Dallas TX, 1961: That young fella in the striped shirt in the center of the front row is Stevie Ray Vaughan, future electric blues guitarist extraordinaire. Also on the front row, third from the left, is my sister, and to her immediate right is her best friend who is still her best friend today.

Austin, TX, 2005

Stevie Ray died far too young. Decades later I visited this memorial to him in Austin, TX, where he made his name as one of the finest blues guitarists of all time.

Click on either photo to see the full-size original.

Friday, April 17, 2009

Library websites that use WordPress

WordPress is a blogging application similar to Blogger, and you can set up a free, hosted account at Wordpress.com. But it's different from Blogger in that the source code is free and can be downloaded and installed on your own web host.

Here are some libraries that are using WordPress to build their websites. No FrontPage, Dreamweaver, Contribute, or other applications to buy and learn. Just "type in the box and publish."

Library Sites That Use WordPress

Wednesday, April 15, 2009

#4 RSS Feeds

Here's a link to my Bloglines public subscriptions:

http://www.bloglines.com/public/firstgentrekkie

I've been using an RSS reader for about 3 years now, ever since I got my first Gmail account.

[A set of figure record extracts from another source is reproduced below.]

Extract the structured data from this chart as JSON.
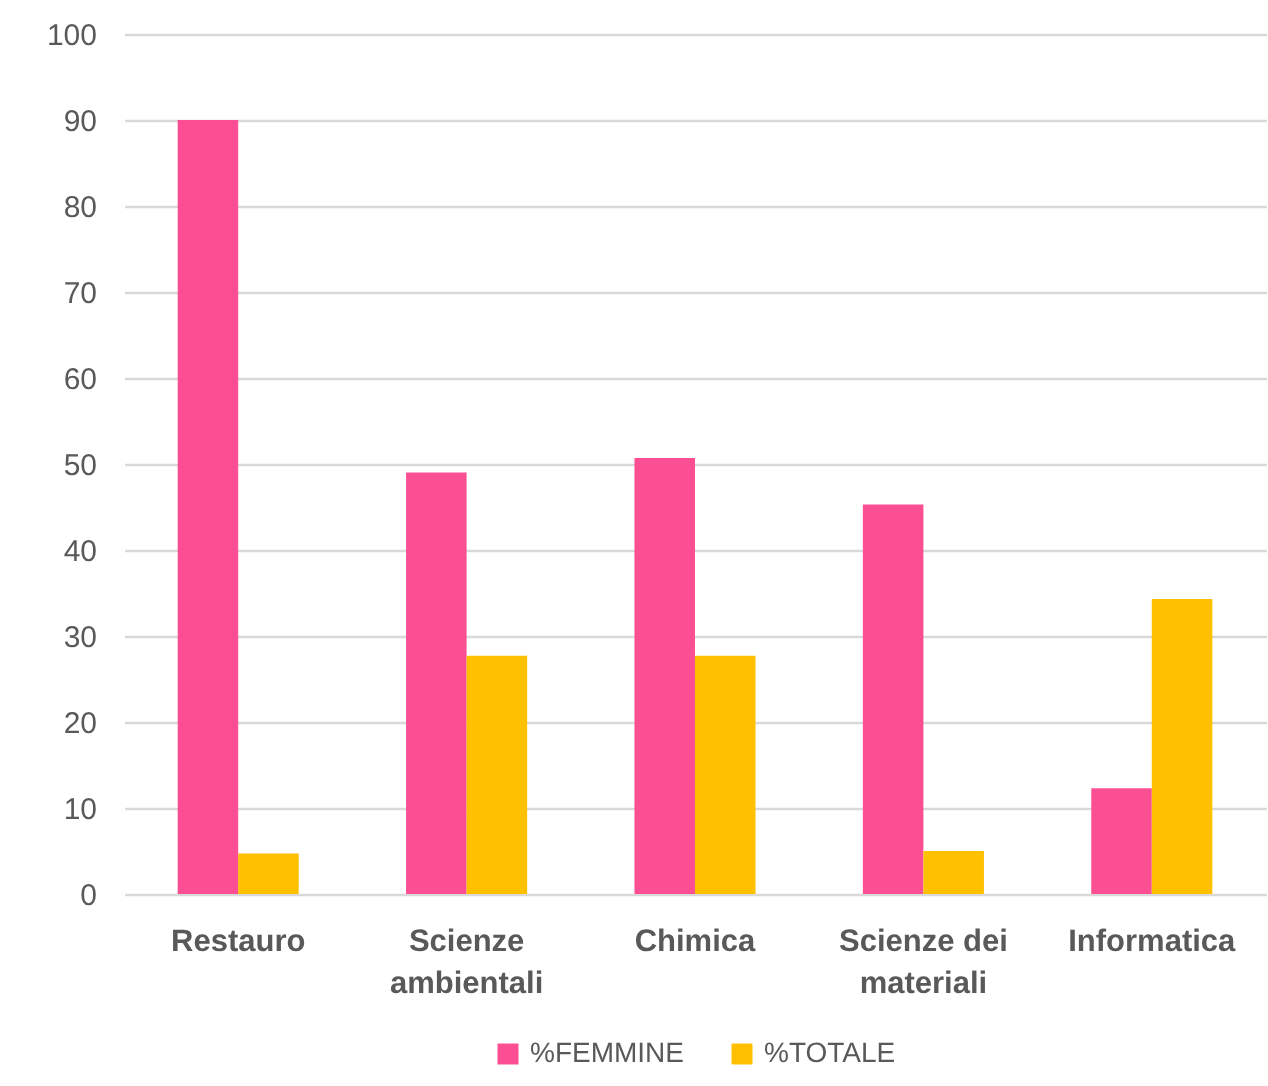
{
  "chart_data": {
    "type": "bar",
    "categories": [
      "Restauro",
      "Scienze ambientali",
      "Chimica",
      "Scienze dei materiali",
      "Informatica"
    ],
    "series": [
      {
        "name": "%FEMMINE",
        "color": "#fc4f93",
        "values": [
          90,
          49,
          50.7,
          45.3,
          12.3
        ]
      },
      {
        "name": "%TOTALE",
        "color": "#ffc000",
        "values": [
          4.7,
          27.7,
          27.7,
          5,
          34.3
        ]
      }
    ],
    "ylim": [
      0,
      100
    ],
    "yticks": [
      0,
      10,
      20,
      30,
      40,
      50,
      60,
      70,
      80,
      90,
      100
    ],
    "grid": "y",
    "legend": "bottom"
  }
}
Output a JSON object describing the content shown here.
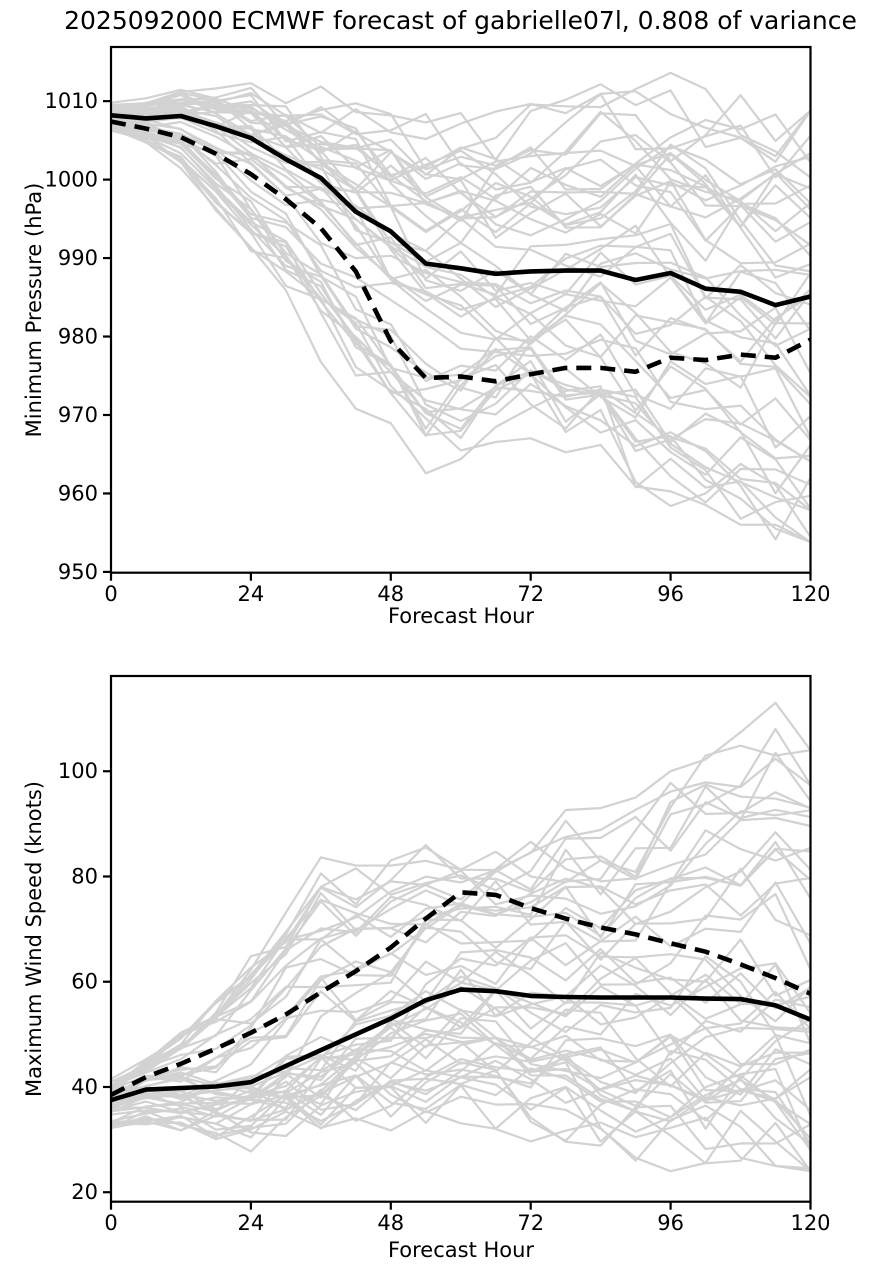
{
  "title": "2025092000 ECMWF forecast of gabrielle07l, 0.808 of variance",
  "colors": {
    "background": "#ffffff",
    "text": "#000000",
    "mean_line": "#000000",
    "dashed_line": "#000000",
    "ensemble_member_line": "#d2d2d2",
    "axis": "#000000"
  },
  "chart_data": [
    {
      "type": "line",
      "id": "minimum-pressure",
      "xlabel": "Forecast Hour",
      "ylabel": "Minimum Pressure (hPa)",
      "xlim": [
        0,
        120
      ],
      "ylim": [
        949.9,
        1016.9
      ],
      "xticks": [
        0,
        24,
        48,
        72,
        96,
        120
      ],
      "yticks": [
        1010,
        1000,
        990,
        980,
        970,
        960,
        950
      ],
      "grid": false,
      "legend": "none",
      "x": [
        0,
        6,
        12,
        18,
        24,
        30,
        36,
        42,
        48,
        54,
        60,
        66,
        72,
        78,
        84,
        90,
        96,
        102,
        108,
        114,
        120
      ],
      "series": [
        {
          "name": "ensemble_mean_solid",
          "style": "solid",
          "color": "#000000",
          "values": [
            1008.2,
            1007.8,
            1008.1,
            1006.8,
            1005.3,
            1002.6,
            1000.2,
            995.9,
            993.4,
            989.3,
            988.7,
            988.0,
            988.3,
            988.4,
            988.4,
            987.2,
            988.1,
            986.1,
            985.7,
            984.0,
            985.1
          ]
        },
        {
          "name": "weighted_mean_dashed",
          "style": "dashed",
          "color": "#000000",
          "values": [
            1007.4,
            1006.5,
            1005.4,
            1003.3,
            1000.7,
            997.5,
            993.8,
            988.3,
            979.4,
            974.7,
            974.9,
            974.3,
            975.2,
            976.0,
            976.0,
            975.5,
            977.3,
            977.0,
            977.7,
            977.3,
            979.6
          ]
        }
      ],
      "ensemble": {
        "count": 50,
        "seed": 20250920,
        "color": "#d2d2d2",
        "envelope_top": [
          1011.2,
          1012.0,
          1012.8,
          1012.6,
          1012.9,
          1013.2,
          1013.4,
          1013.2,
          1013.0,
          1012.6,
          1012.6,
          1013.0,
          1012.6,
          1012.2,
          1013.8,
          1013.4,
          1013.6,
          1012.2,
          1011.6,
          1009.5,
          1008.8
        ],
        "envelope_bottom": [
          1004.5,
          1002.0,
          997.5,
          991.0,
          982.5,
          977.0,
          969.5,
          965.5,
          961.5,
          958.8,
          960.0,
          962.5,
          963.5,
          963.0,
          962.0,
          958.0,
          956.0,
          957.0,
          956.0,
          953.5,
          953.8
        ]
      }
    },
    {
      "type": "line",
      "id": "maximum-wind-speed",
      "xlabel": "Forecast Hour",
      "ylabel": "Maximum Wind Speed (knots)",
      "xlim": [
        0,
        120
      ],
      "ylim": [
        18.2,
        118.1
      ],
      "xticks": [
        0,
        24,
        48,
        72,
        96,
        120
      ],
      "yticks": [
        100,
        80,
        60,
        40,
        20
      ],
      "grid": false,
      "legend": "none",
      "x": [
        0,
        6,
        12,
        18,
        24,
        30,
        36,
        42,
        48,
        54,
        60,
        66,
        72,
        78,
        84,
        90,
        96,
        102,
        108,
        114,
        120
      ],
      "series": [
        {
          "name": "ensemble_mean_solid",
          "style": "solid",
          "color": "#000000",
          "values": [
            37.5,
            39.5,
            39.8,
            40.1,
            40.9,
            44.0,
            47.0,
            50.0,
            53.0,
            56.5,
            58.5,
            58.2,
            57.3,
            57.1,
            57.0,
            57.0,
            57.0,
            56.8,
            56.7,
            55.5,
            52.8
          ]
        },
        {
          "name": "weighted_mean_dashed",
          "style": "dashed",
          "color": "#000000",
          "values": [
            38.5,
            41.9,
            44.4,
            47.3,
            50.3,
            53.8,
            58.0,
            62.0,
            66.5,
            72.0,
            77.0,
            76.5,
            74.0,
            72.0,
            70.3,
            69.0,
            67.3,
            65.7,
            63.3,
            60.7,
            57.7
          ]
        }
      ],
      "ensemble": {
        "count": 50,
        "seed": 92000,
        "color": "#d2d2d2",
        "envelope_top": [
          46,
          51,
          58,
          68,
          80,
          90,
          103,
          96,
          97,
          96,
          95,
          95,
          94,
          96,
          93,
          95,
          100,
          103,
          108,
          113,
          104
        ],
        "envelope_bottom": [
          28,
          28.5,
          27,
          26.5,
          26,
          26.5,
          27,
          27.5,
          27.5,
          29,
          30,
          29,
          28,
          28.5,
          27,
          26,
          24,
          25.5,
          26,
          25,
          24
        ]
      }
    }
  ]
}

RSS is the only sane way to keep up with the amount of information coming from the "biblioblogosphere"—the legions of librarian bloggers: Jessamyn West, the Librarian in Black, Michael Stephens, Jennie Levine, and Meredith Farkas, just to name a handful of the many who write about Library 2.0, Web 2.0, and other technology issues. Then there are all the libraries that are blogging: Danbury Public Library, New Canaan Library, Cheshire Public Library, just to mention three that are of particular interest to me. If it weren't for RSS, I would have to visit a dozen websites each morning, besides the New York Times, to find out everything that's happening.

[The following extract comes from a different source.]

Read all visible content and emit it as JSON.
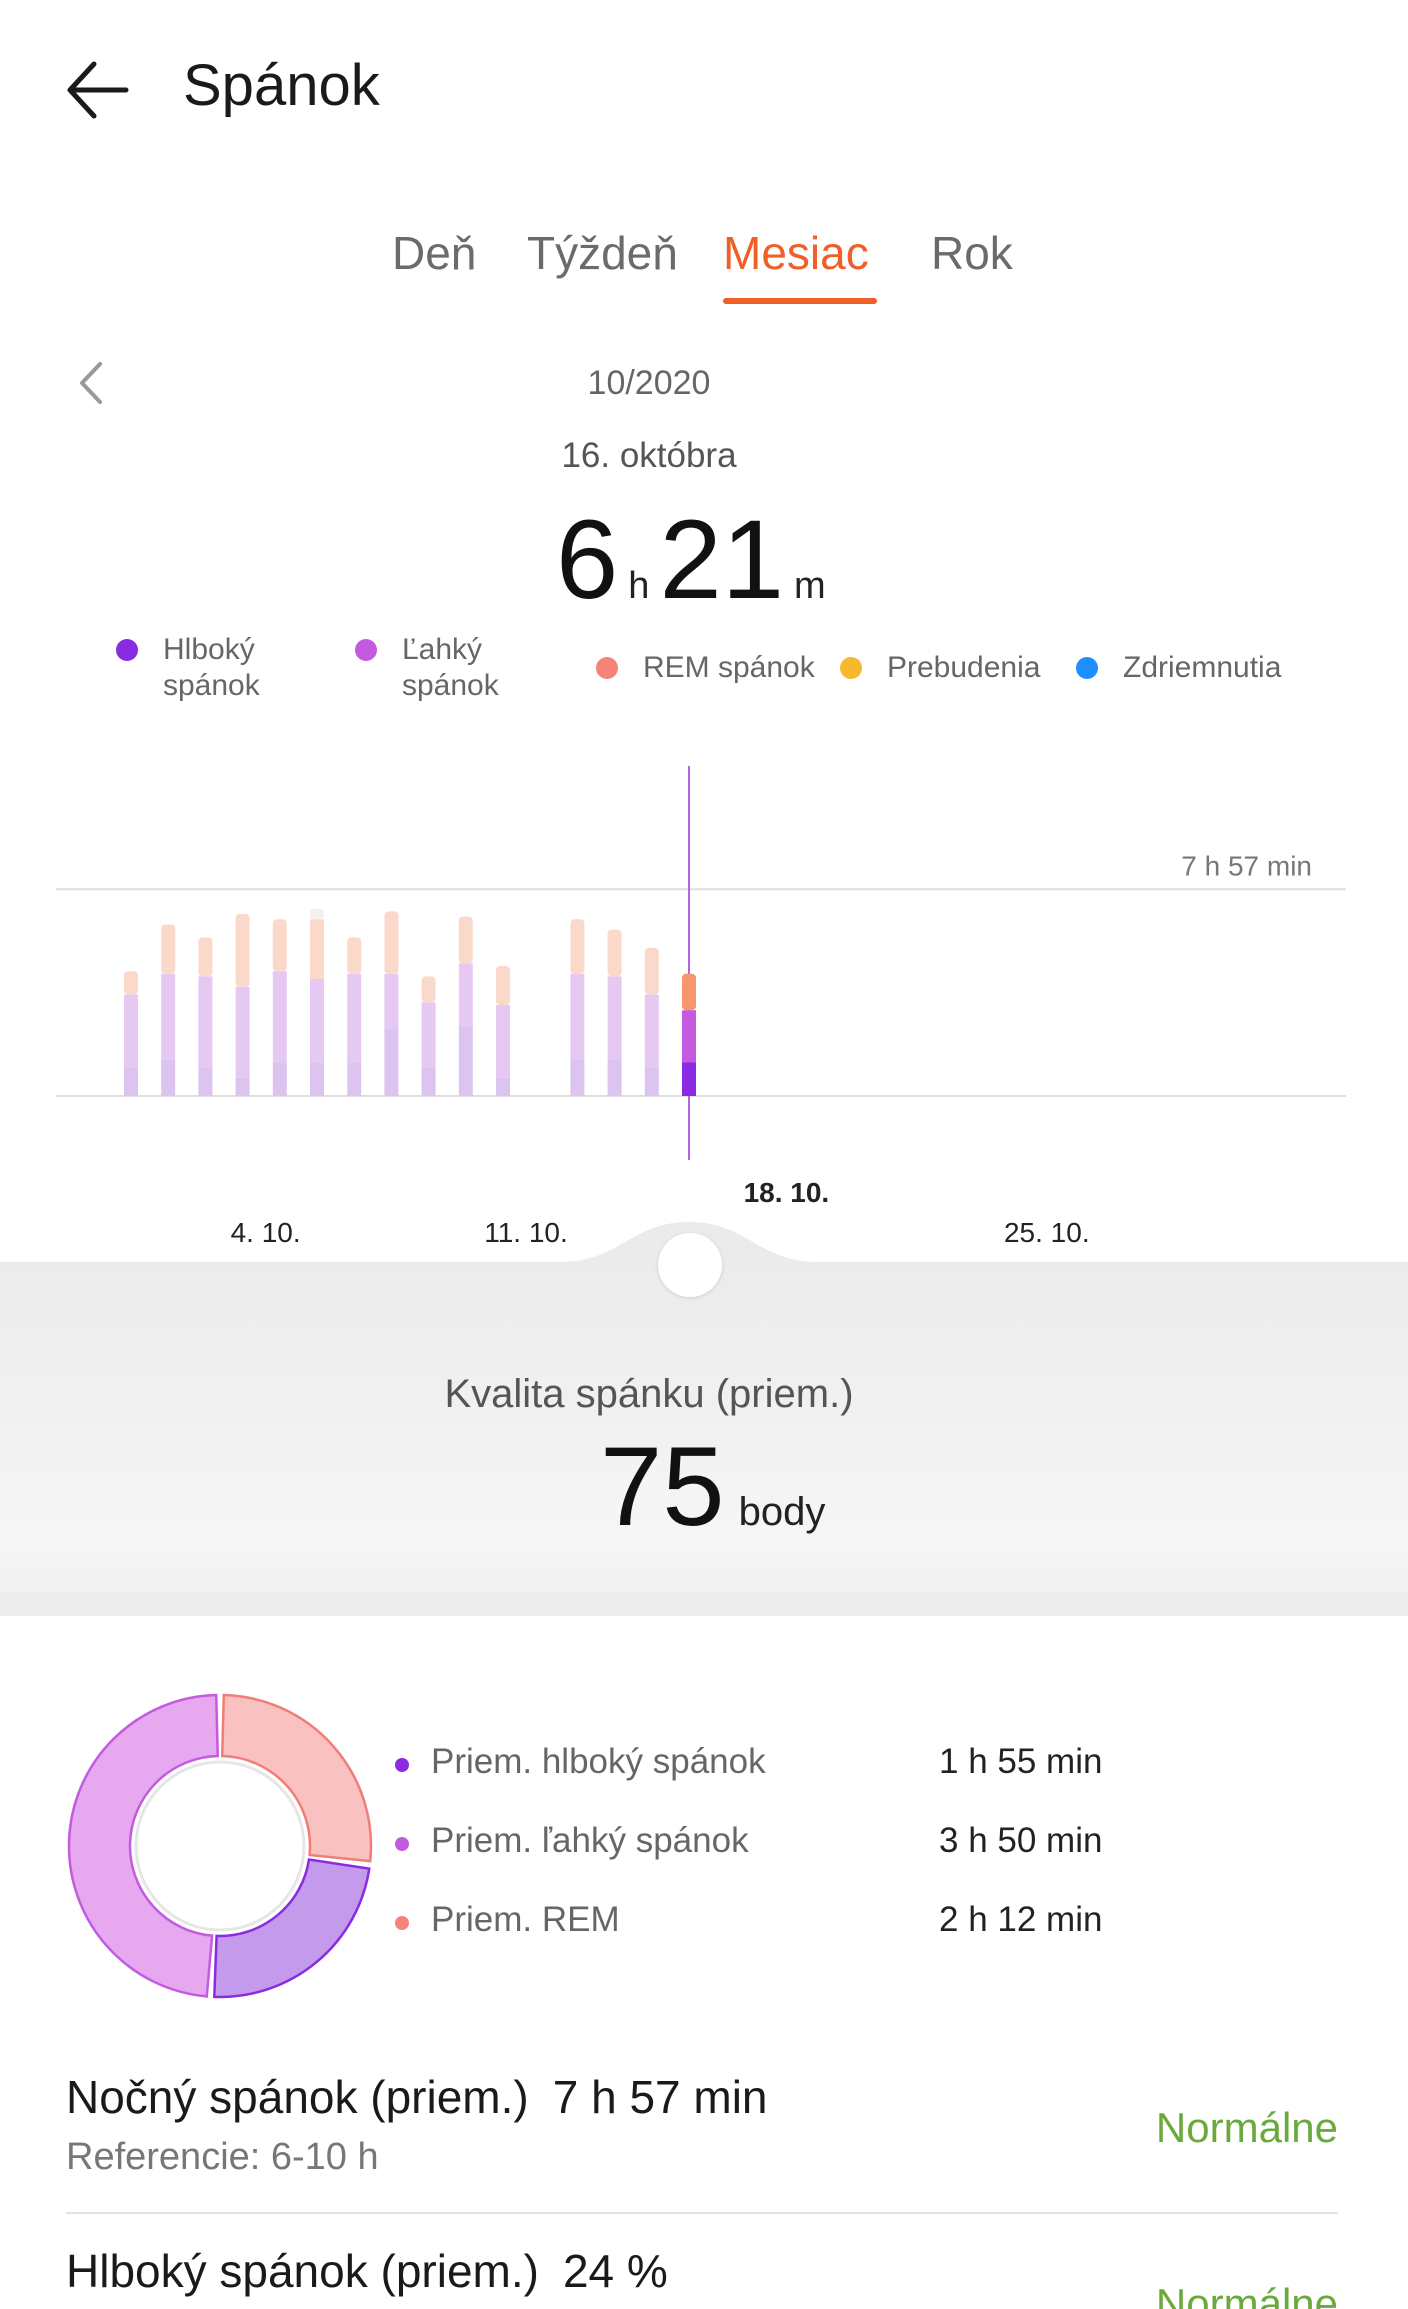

Libraries that have blogs, like New Canaan, already have RSS feeds for their blogs—that's usually built into the blogging platform. Blogs like Events of the Week are a great way to publicize events at little or no cost. One of the challenges is making patrons in that intermediate level—the ones who are comfortable with email and using a browser—aware of RSS feeds and showing them how to use them.

Monday, April 13, 2009

Friday, April 10, 2009

New England Carnegies

Derby Neck Library

A website that documents the Carnegie-funded libraries in New England—maintained by a librarian, of course—has been updated to include academic libraries. Of the 95 public and academic libraries that Carnegie money helped to build in New England, all but 3 are still standing. If we add in the Carnegie-era libraries that have preserved the original building even as they have been added on to—like New Canaan, Ridgefield, and many others—the number would be even higher. That says something about the enduring value of libraries. Think about it the next time you see a 20-year-old strip mall being torn down to build a new strip mall.


http://www.necarnegies.com/

Wednesday, April 8, 2009

#3 Hello New Canaan Library!

This is my first blog post for the Learning 2.0 program. Thank you Alice, for initiating this, and thank you, Maura, for being our guide.